For Amherd, “restorative justice could be a mechanism where a community like Menlo-Atherton could begin to talk with itself [about these issues]… Acknowledging that right now it’s hard, there’s a sense of awkwardness, there’s a sense of shame, there’s anger, there’s frustration, but there’s desire, and there’s even solution available if we can overcome the things that keep us apart.”
Indeed, Losekoot elaborated that “the first training was the day before… the Trump election, and I think some of the teachers were really thankful we had the training because it… gave them a way of dealing with some of the angst energy that the election brought into the classroom.”
For Flores, M-A’s shift towards a restorative mindset may have come too late. “I lose count,” he said when asked how many times he was suspended at M-A.
In September of this year, he transferred to Redwood because he was behind on credits and would not have graduated on time.
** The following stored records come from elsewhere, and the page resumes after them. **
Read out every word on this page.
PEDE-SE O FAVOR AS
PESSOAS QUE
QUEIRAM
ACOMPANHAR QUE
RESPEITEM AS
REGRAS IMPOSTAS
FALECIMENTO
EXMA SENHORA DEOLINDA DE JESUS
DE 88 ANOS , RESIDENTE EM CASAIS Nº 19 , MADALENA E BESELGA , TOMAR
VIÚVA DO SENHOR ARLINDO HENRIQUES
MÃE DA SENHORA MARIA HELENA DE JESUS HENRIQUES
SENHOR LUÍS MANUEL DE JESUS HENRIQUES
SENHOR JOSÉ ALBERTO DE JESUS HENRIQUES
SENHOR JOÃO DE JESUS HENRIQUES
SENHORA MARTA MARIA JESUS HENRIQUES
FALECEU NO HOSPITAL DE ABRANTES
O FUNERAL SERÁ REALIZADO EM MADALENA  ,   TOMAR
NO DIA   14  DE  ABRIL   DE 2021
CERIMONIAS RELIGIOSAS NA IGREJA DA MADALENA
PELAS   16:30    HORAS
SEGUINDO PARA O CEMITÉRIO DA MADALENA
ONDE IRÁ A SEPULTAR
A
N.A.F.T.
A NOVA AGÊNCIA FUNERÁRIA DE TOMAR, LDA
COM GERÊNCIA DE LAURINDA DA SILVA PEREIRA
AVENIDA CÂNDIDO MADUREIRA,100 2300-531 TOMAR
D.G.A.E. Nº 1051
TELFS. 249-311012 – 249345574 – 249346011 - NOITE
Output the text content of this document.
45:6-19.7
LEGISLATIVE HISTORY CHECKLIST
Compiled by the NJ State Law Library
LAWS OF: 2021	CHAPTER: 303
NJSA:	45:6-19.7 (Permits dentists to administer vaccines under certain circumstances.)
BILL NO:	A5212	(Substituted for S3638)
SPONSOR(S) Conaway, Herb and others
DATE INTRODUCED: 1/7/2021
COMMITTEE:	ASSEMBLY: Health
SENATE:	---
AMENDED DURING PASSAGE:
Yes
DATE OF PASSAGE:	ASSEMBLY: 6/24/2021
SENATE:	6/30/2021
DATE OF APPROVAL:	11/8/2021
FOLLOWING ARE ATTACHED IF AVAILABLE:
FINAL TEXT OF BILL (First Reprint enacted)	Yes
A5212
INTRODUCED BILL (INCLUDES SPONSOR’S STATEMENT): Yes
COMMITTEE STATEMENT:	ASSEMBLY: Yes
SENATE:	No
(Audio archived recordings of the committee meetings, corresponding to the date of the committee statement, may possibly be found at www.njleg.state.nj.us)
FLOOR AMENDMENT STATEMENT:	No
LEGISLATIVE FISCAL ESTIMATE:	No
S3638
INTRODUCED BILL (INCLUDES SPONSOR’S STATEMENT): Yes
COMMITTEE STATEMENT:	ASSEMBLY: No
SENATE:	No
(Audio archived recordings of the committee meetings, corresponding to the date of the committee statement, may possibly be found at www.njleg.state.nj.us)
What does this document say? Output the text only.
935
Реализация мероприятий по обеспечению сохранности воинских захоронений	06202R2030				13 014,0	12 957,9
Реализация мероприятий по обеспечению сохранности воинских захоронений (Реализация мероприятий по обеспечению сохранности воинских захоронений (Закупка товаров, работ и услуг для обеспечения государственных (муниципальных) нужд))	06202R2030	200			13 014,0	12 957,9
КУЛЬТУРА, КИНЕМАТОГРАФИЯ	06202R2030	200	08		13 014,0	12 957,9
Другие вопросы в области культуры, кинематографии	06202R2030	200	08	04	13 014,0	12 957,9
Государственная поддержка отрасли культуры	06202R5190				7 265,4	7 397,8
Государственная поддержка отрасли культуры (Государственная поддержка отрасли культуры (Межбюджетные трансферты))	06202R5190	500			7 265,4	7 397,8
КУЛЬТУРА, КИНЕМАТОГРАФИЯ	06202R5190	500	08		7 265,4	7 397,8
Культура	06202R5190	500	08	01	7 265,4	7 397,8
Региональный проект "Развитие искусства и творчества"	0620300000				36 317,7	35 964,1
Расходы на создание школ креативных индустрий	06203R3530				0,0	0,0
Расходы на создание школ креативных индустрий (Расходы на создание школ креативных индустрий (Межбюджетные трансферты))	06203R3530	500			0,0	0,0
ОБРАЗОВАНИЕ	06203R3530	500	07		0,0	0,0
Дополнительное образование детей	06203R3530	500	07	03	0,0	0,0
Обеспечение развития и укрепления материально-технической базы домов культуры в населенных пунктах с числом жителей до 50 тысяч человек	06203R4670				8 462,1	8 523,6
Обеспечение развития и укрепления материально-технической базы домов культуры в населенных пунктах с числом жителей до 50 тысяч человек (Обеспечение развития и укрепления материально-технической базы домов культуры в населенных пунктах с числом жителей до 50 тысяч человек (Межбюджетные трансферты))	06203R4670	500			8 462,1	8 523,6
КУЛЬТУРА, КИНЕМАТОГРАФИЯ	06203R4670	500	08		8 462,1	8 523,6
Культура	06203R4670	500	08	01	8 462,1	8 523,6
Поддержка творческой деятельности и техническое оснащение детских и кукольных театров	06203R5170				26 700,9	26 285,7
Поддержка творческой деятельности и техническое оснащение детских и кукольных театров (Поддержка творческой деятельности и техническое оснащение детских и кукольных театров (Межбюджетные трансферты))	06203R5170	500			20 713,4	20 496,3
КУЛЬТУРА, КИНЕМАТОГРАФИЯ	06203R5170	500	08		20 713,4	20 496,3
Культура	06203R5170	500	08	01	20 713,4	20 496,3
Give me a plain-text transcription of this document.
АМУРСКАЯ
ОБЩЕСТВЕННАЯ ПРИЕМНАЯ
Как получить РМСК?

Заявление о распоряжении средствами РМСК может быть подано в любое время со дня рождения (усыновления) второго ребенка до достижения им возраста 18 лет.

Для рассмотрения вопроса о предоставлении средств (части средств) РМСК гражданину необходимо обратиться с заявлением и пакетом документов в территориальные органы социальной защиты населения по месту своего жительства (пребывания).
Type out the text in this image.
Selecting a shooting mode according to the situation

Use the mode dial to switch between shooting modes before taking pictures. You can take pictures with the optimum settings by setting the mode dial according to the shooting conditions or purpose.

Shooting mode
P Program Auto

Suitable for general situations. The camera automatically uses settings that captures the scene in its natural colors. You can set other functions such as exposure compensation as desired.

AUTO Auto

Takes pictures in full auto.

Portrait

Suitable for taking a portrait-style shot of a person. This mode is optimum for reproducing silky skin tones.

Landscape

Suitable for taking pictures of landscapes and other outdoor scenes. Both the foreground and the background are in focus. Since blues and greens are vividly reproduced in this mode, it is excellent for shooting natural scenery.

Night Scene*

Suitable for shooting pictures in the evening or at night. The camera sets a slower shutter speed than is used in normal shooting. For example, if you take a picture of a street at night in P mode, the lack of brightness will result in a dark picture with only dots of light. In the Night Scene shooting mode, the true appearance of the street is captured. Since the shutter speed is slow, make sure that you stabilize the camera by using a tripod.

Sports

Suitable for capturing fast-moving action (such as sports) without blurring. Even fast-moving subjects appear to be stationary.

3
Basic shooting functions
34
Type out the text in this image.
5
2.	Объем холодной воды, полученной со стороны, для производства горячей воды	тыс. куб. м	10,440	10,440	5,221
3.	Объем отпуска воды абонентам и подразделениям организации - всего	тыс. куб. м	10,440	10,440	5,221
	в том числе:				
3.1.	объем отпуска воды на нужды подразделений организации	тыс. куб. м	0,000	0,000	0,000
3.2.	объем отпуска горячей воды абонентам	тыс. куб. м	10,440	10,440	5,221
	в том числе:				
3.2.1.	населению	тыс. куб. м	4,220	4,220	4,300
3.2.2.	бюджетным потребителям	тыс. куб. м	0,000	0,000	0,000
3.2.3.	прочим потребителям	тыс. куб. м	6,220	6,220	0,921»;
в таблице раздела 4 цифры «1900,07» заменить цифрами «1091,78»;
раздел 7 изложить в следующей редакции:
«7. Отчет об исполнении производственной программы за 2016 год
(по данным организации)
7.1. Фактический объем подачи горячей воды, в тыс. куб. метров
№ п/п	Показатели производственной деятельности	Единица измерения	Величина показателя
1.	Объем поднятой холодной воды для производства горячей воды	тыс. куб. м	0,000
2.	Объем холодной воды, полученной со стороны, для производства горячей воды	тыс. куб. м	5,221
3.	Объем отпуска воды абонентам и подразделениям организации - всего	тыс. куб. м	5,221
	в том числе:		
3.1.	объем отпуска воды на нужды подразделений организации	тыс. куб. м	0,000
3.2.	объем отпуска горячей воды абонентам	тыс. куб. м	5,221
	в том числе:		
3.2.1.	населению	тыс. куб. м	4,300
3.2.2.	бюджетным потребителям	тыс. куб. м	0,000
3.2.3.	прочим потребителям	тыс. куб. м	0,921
Within his first three weeks at Redwood, he was suspended three times. Each suspension was three days long, so out of fifteen possible days at his new school, Flores spent only six of them actually in class. Since those first three weeks, he has been suspended at least another two times. During his suspensions, Flores says, “I go home, and I just lay down. I feel sad inside… because I can’t come back to school, you know.”
As for Flores’ advice for other students? “Just don’t get suspended… Just don’t. It puts you on a bad route.”
With the strides M-A has made so far, the school is on the right track to keeping students like Flores from taking this route. “I give a lot of credit to Mr. Losekoot and the other administrators and teachers who have wanted training and gotten it, because they’re really trying to think this thing through and figure out how do we make it real,” Amherd said.
“We’re definitely trying to prevent that school-to-prison pipeline… that’s not [Gomez’s] intention and that’s not our intention. We’re not trying to put kids in the system in any kind of way; we’re trying to figure out what do we do before they somehow get in trouble with the law,” said Bugarini.
“Restorative justice is not a program, it’s a way of being.” – Amherd
As for what’s next, there are various directions M-A can take on the restorative justice front. Losekoot is interested in training more staff on how to have restorative conversations with students; Lapine hopes to create an open school-wide community circle; Amherd suggested getting students involved in the restorative process and defining the M-A community.
Said Amherd, “Restorative justice is not a program, it’s a way of being. It’s a way of perceiving, it’s a way of thinking, and it’s a way of restoring what has become imbalanced in a community.”